Maintenant j’indiquerai très-sommairement les deux autres voyages qui suivirent celui-ci, pour arriver brièvement aux Philippines.

Je restai un mois à terre, entouré de l’affection de ma mère et de mes sœurs; malgré leurs soins assidus, l’ennui ne tarda pas à s’emparer de moi.

Je fis un second voyage à Maurice, et ensuite un troisième aux Philippines.

Je passai trois mois dans le port de Cavite, temps tout à fait insuffisant pour m’initier aux coutumes et aux usages de ce pays, qui me paraissait si différent de tout ce que j’avais vu jusqu’alors, mais assez cependant pour apprécier l’admirable et belle végétation que j’avais déjà remarquée à Sumatra et à Java, et entendu raconter, par les naturels, mille anecdotes sur des races de sauvages qui habitent l’intérieur des montagnes.

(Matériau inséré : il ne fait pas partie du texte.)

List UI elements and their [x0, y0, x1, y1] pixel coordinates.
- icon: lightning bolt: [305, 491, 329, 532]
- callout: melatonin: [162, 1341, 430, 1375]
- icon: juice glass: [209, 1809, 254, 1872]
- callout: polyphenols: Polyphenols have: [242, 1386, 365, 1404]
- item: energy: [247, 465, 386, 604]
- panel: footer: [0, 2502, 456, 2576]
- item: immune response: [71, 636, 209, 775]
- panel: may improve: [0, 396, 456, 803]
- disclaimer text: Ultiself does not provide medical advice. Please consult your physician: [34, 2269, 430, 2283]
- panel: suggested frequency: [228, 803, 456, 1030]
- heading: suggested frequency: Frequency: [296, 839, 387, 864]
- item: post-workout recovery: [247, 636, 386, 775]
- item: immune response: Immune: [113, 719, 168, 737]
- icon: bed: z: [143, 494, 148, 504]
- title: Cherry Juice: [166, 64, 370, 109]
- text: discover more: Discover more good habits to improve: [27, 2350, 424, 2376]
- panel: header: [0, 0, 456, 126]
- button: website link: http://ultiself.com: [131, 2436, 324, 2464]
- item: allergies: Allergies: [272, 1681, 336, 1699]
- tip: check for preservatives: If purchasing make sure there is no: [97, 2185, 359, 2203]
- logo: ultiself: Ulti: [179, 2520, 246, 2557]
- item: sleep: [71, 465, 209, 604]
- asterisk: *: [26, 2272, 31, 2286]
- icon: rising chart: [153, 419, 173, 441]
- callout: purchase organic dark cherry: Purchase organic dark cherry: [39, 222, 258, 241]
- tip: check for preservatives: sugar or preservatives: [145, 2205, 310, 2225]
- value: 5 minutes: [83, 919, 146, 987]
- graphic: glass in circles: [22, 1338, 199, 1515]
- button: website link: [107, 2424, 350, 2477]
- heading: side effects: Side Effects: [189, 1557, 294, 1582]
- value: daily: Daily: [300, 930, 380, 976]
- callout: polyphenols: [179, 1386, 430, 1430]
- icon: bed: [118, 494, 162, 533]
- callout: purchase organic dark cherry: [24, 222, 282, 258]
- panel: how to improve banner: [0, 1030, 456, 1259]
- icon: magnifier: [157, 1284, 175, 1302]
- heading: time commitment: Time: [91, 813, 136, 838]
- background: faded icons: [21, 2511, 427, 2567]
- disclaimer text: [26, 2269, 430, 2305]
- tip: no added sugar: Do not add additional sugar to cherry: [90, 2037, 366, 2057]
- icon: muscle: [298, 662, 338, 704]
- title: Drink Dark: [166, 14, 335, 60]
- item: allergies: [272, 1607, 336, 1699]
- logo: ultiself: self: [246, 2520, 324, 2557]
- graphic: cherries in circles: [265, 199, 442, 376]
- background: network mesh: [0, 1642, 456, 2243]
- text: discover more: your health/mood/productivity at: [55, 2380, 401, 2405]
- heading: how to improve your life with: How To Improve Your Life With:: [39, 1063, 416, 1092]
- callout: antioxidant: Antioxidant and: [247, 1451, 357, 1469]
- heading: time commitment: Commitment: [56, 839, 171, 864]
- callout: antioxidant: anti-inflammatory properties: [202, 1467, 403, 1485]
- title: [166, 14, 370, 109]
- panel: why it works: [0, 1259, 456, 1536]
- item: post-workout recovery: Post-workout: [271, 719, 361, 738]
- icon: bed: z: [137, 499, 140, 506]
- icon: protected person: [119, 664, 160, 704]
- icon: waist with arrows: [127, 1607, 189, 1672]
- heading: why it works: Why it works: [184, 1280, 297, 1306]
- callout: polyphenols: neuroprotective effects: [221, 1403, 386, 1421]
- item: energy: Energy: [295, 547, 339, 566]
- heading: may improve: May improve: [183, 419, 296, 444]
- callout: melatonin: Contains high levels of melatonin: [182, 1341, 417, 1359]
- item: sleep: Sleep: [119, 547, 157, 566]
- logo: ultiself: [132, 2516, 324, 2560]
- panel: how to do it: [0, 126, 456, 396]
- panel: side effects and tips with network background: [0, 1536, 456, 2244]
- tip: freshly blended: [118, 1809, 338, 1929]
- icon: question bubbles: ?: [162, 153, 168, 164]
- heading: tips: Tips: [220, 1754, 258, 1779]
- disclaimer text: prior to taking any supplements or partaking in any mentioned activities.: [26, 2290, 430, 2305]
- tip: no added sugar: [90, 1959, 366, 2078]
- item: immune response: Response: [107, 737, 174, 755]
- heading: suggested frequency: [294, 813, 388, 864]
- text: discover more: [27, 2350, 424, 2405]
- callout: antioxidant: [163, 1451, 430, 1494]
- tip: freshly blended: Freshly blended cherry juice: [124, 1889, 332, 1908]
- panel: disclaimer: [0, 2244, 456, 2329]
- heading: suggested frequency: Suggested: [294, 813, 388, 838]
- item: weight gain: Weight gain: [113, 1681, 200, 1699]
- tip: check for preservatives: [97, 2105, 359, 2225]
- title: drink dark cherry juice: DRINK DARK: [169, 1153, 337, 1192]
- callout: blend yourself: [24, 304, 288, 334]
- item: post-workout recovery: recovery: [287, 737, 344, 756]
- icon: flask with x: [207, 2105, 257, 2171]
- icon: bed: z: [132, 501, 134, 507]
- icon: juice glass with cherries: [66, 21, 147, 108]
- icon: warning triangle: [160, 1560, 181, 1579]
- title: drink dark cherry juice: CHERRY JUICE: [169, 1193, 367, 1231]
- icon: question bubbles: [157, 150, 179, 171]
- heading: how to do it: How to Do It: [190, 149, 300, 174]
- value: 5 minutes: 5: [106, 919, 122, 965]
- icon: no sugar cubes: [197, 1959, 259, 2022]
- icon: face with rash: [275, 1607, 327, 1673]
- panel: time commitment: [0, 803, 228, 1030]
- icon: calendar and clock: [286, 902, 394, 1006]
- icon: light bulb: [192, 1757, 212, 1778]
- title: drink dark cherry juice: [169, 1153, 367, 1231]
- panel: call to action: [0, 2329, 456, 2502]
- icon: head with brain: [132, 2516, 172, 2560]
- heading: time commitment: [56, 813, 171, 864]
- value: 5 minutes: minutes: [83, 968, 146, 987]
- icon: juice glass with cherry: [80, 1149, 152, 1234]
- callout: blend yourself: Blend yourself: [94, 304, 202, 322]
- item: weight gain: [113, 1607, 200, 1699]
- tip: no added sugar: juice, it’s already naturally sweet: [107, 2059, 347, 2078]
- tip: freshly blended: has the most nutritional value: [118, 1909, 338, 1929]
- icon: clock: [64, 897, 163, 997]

Tous ces récits et cette belle et riche nature enflammaient mon imagination et me faisaient vivement désirer d’avoir mon entière liberté, pour parcourir un pays qui avait déjà pour moi tant d’attraits et de merveilles.

De retour en France, je ne rêvais plus qu’à faire un second voyage à Manille.

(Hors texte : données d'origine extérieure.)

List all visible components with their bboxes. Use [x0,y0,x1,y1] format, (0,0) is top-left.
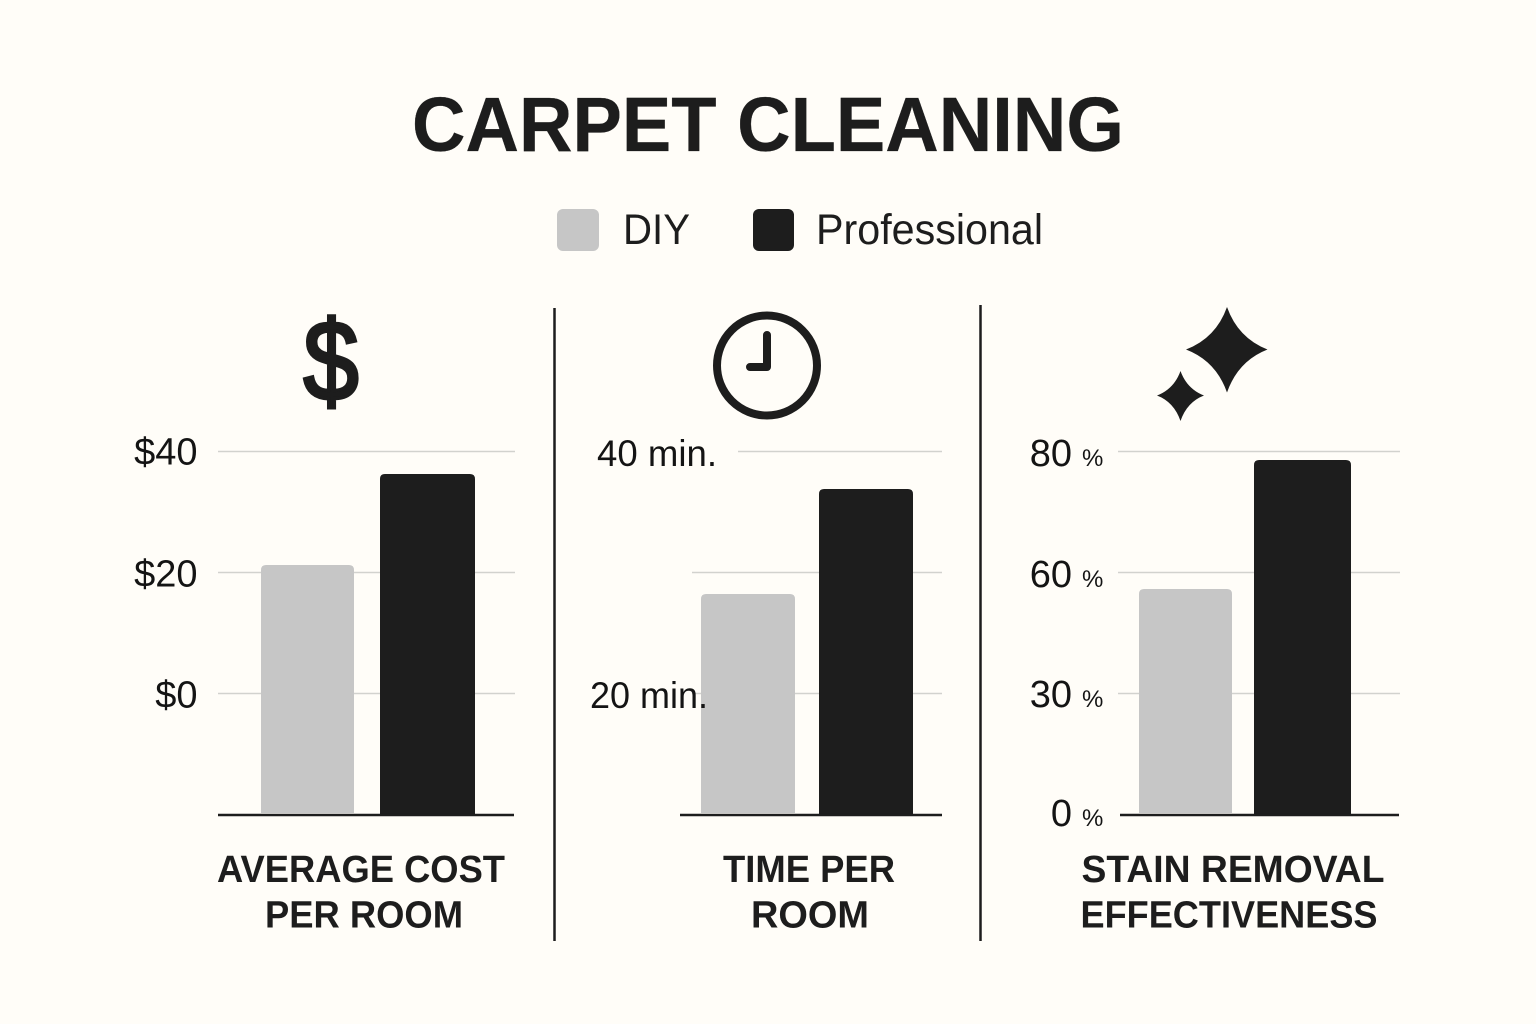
panel: average cost per room [134,298,515,936]
legend [557,206,1043,254]
label: average cost per room [217,849,505,936]
bar: DIY cost [261,565,354,813]
icon: clock [717,316,817,416]
axis labels: percent: % [1082,805,1103,832]
axis labels: percent: 60 [1030,554,1072,596]
label: stain removal effectiveness: STAIN REMOVAL [1082,849,1384,891]
axis labels: percent: % [1082,445,1103,472]
axis labels: cost [134,432,198,716]
axis labels: percent: 0 [1051,793,1072,835]
icon: dollar sign: $ [303,298,359,424]
label: time per room: TIME PER [723,849,895,891]
axis labels: percent: % [1082,566,1103,593]
label: time per room [723,849,895,936]
panel: time per room [590,316,942,936]
axis labels: time [590,433,717,716]
bar: DIY stain removal [1139,589,1232,813]
legend label: DIY: DIY [623,206,690,254]
bar: professional stain removal [1254,460,1351,815]
axis labels: cost: $20 [134,554,198,596]
axis labels: cost: $40 [134,432,198,474]
axis labels: time: 40 min. [597,433,717,474]
axis labels: percent: % [1082,686,1103,713]
axis labels: percent [1030,433,1103,835]
legend swatch: DIY [557,209,599,251]
bar: professional cost [380,474,475,815]
axis labels: time: 20 min. [590,675,708,716]
label: stain removal effectiveness: EFFECTIVENESS [1080,894,1378,936]
axis labels: percent: 30 [1030,674,1072,716]
title: CARPET CLEANING [412,82,1124,168]
legend swatch: Professional [753,209,794,251]
bar: DIY time [701,594,795,813]
label: average cost per room: AVERAGE COST [217,849,505,891]
label: stain removal effectiveness [1080,849,1384,936]
axis labels: percent: 80 [1030,433,1072,475]
label: average cost per room: PER ROOM [265,894,463,936]
icon: sparkles [1157,307,1268,421]
panel: stain removal effectiveness [1030,307,1400,936]
legend label: Professional: Professional [816,206,1043,254]
label: time per room: ROOM [751,894,869,936]
axis labels: cost: $0 [155,674,198,716]
bar: professional time [819,489,913,815]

L’occasion ne tarda pas à se présenter. Un trois-mâts fut annoncé pour les Philippines; j’obtins facilement à m’y embarquer comme médecin.

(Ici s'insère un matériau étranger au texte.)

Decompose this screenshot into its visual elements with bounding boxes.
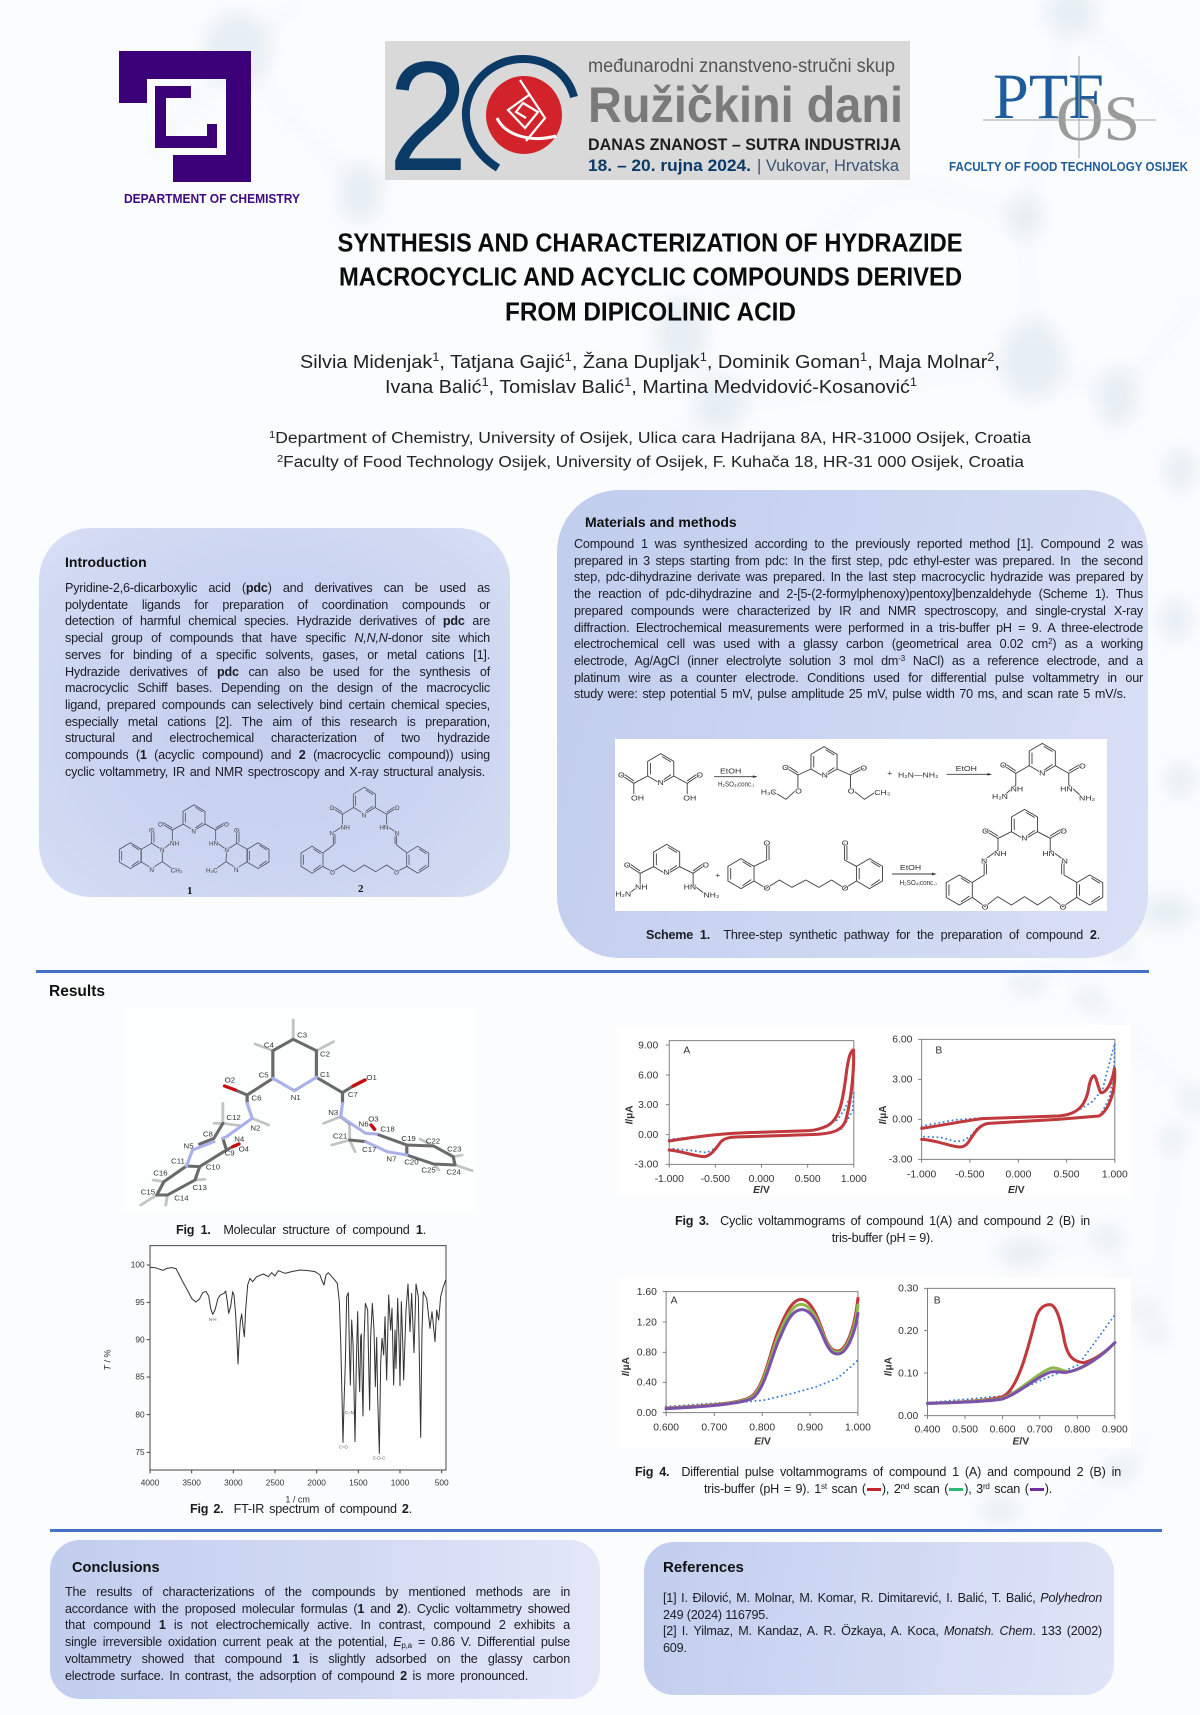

Je me séparai alors de mon pauvre frère Prudent. Nous nous fîmes nos derniers adieux;—nous ne devions plus nous revoir.

Enfin, après avoir passé six fois le cap de Bonne-Espérance, j’entrepris ce quatrième voyage, qui devait m’éloigner pour vingt ans de ma patrie.

Le 9 octobre 1819, je m’embarquai sur le Cultivateur, vieux trois-mâts à moitié pourri, commandé par un vieux capitaine qui n’avait pas navigué depuis de longues années.